Zemira Kanaya merupakan anak tunggal dari salah satu pejabat Negara yang ada di Negeri Kanguru. Meskipun begitu, Zemira merupakan keturunan Indonesia tulen karena orang tua dari Niko Naraya selaku papanya adalah orang Indonesia asli. Hanya saja, Niko terlahir di Negeri Kanguru lalu bertemu dengan ibunya Zemira yang tengah menempuh pendidikan di Australia juga berasal dari Indonesia juga. Keduanya menikah dan lahirlah Zemira.
Jadi Zemira bukan orang dari rakyat biasa, melainkan bisa dibilang keturunan darah biru. Oleh sebab itu, apa pun usaha yang sedang dibangun dan dirintis oleh Arvin selalu berjalan mulus untuk segala perijinan di Negeri tersebut. Begitu besar jasa keluarga Zemira membuat Arvin tidak tega menyakiti hati wanita yang sudah menjadi kekasihnya selama empat tahun itu.
Arvin pun berjanji jika setelah kepulangannya dari Indonesia dan keadaan Erina membaik, maka dia akan datang dan melamar Zemira. Tetapi lagi-lagi, sepertinya takdir belum berpihak pada kisah cinta keduanya. Nyatanya, kini dia malah menikah dengan gadis yang tidak dia tahu dan kenal sebelumnya tanpa bisa membantah. "Zemira, aku mohon maafkan aku," pintanya dalam hati.
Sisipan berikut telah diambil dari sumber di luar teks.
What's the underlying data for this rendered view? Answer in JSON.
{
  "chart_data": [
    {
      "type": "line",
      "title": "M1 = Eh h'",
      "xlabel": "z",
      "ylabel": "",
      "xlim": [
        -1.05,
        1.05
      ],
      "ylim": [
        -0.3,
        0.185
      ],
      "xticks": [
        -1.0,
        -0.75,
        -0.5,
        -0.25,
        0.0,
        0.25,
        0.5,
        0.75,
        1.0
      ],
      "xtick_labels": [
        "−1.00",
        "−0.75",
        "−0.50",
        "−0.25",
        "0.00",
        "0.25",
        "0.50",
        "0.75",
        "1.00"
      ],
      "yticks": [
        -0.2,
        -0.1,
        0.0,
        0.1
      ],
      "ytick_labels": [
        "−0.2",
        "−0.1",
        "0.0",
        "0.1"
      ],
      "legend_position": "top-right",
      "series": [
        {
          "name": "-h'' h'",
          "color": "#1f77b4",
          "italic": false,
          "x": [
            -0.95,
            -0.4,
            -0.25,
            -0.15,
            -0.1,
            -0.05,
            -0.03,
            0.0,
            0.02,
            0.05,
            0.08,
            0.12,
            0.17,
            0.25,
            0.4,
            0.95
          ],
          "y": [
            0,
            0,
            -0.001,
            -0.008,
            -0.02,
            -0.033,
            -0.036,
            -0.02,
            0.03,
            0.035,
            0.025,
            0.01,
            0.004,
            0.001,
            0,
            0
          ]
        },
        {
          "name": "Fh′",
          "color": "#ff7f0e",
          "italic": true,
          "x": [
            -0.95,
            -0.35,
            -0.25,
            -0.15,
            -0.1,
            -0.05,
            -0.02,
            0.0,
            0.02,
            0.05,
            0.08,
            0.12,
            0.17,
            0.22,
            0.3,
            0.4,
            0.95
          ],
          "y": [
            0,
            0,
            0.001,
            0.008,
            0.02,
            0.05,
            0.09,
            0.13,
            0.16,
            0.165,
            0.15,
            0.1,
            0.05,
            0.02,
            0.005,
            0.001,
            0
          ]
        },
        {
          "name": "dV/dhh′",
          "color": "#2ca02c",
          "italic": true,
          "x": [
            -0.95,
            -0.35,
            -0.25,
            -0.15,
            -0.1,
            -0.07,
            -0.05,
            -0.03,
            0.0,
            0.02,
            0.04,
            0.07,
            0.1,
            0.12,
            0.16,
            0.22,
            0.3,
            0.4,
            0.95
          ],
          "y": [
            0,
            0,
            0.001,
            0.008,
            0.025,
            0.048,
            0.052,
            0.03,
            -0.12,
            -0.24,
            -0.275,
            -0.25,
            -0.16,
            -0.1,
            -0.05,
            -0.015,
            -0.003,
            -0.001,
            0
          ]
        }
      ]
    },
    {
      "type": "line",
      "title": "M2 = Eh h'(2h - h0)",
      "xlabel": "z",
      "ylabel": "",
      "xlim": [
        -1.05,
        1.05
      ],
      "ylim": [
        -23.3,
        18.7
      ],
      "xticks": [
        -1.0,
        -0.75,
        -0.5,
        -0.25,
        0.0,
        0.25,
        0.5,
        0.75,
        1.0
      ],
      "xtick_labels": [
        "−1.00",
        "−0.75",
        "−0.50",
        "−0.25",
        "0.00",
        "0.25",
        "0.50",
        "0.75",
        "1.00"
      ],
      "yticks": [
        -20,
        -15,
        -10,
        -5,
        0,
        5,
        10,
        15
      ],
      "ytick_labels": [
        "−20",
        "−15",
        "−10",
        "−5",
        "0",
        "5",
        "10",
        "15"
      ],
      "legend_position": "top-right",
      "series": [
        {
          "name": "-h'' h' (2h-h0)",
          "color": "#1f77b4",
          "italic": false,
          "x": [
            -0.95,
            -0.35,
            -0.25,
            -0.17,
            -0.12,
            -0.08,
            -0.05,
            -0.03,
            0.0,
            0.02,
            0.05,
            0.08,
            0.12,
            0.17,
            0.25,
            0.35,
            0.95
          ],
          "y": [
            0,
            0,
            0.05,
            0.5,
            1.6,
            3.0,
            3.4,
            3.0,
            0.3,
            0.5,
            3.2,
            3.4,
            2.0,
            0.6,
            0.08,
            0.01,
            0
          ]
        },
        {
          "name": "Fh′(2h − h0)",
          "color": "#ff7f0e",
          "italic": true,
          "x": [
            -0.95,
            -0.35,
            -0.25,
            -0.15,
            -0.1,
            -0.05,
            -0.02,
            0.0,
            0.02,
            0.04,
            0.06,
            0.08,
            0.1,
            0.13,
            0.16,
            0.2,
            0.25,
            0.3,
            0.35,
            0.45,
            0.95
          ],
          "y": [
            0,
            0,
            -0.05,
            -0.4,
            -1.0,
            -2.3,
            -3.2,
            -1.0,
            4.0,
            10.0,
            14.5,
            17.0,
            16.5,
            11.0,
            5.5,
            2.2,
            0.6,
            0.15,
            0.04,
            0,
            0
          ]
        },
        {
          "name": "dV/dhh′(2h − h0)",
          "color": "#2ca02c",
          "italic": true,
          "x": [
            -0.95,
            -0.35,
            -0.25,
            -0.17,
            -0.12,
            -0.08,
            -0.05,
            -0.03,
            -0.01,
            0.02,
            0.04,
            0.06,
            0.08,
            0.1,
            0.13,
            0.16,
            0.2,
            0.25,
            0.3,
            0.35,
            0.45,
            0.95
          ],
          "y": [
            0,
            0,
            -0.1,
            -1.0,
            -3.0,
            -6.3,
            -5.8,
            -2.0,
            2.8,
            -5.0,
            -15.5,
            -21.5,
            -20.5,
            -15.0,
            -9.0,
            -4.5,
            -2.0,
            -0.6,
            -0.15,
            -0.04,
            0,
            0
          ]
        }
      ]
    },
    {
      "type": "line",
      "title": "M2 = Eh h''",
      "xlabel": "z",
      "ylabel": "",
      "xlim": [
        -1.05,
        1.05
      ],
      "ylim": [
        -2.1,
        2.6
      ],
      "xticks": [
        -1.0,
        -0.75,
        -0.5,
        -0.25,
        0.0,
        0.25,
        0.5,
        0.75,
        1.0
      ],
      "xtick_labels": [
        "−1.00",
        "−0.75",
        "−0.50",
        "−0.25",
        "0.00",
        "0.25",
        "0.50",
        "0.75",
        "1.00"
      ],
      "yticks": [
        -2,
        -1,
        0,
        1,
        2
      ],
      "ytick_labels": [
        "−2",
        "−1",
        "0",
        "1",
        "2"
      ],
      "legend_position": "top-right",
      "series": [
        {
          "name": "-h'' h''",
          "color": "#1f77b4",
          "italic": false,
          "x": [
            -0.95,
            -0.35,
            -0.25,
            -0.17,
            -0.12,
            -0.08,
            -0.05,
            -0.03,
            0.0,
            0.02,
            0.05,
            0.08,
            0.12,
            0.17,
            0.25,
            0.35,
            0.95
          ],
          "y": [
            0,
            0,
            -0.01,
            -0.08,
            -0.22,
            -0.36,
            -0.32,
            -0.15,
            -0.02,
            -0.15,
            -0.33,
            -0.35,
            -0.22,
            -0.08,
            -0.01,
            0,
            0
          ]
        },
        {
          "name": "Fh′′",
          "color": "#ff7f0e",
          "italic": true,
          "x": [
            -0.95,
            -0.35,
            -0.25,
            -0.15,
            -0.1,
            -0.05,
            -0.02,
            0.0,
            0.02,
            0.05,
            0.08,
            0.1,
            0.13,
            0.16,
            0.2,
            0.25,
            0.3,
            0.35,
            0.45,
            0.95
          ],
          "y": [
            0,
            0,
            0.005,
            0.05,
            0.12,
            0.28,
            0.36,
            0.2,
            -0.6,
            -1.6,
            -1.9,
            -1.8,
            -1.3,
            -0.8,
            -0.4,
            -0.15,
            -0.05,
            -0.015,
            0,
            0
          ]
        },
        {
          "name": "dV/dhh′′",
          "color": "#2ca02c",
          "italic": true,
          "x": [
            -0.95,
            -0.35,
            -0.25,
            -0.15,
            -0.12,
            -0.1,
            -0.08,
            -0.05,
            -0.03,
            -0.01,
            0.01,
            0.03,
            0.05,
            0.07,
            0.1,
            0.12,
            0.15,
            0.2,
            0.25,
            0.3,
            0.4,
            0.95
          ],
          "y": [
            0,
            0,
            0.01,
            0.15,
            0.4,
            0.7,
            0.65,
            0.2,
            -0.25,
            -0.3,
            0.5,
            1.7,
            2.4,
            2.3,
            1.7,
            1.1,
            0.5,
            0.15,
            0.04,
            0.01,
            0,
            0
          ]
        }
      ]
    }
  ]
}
"Sayang!" panggil gadis pujaannya, dan itu sukses membuatnya tersadar dari lamunan.
"Eh, iya sayang. Maaf aku malah melamun!"
"Kamu kenapa? Jangan bilang kamu memang sedang menyembunyikan sesuatu dariku? Tolonglah bicara jujur, aku akan lebih menghargainya dari pada kamu harus berbohong?" Pinta Zemira.
"Kamu ini kenapa sih, sayang? Jangan punya pikiran yang aneh-aneh! Aku tidak sedang berbohong atau apalah yang menurutmu seperti itu. Aku hanya rindu padamu dan ingin segera meminangmu. Baru saja aku membayangkan jika kita sudah menikah dan memiliki anak, aku pasti akan sangat bahagia sekali sayang."
"Kamu yakin seperti itu?" Tanya Zemira ragu.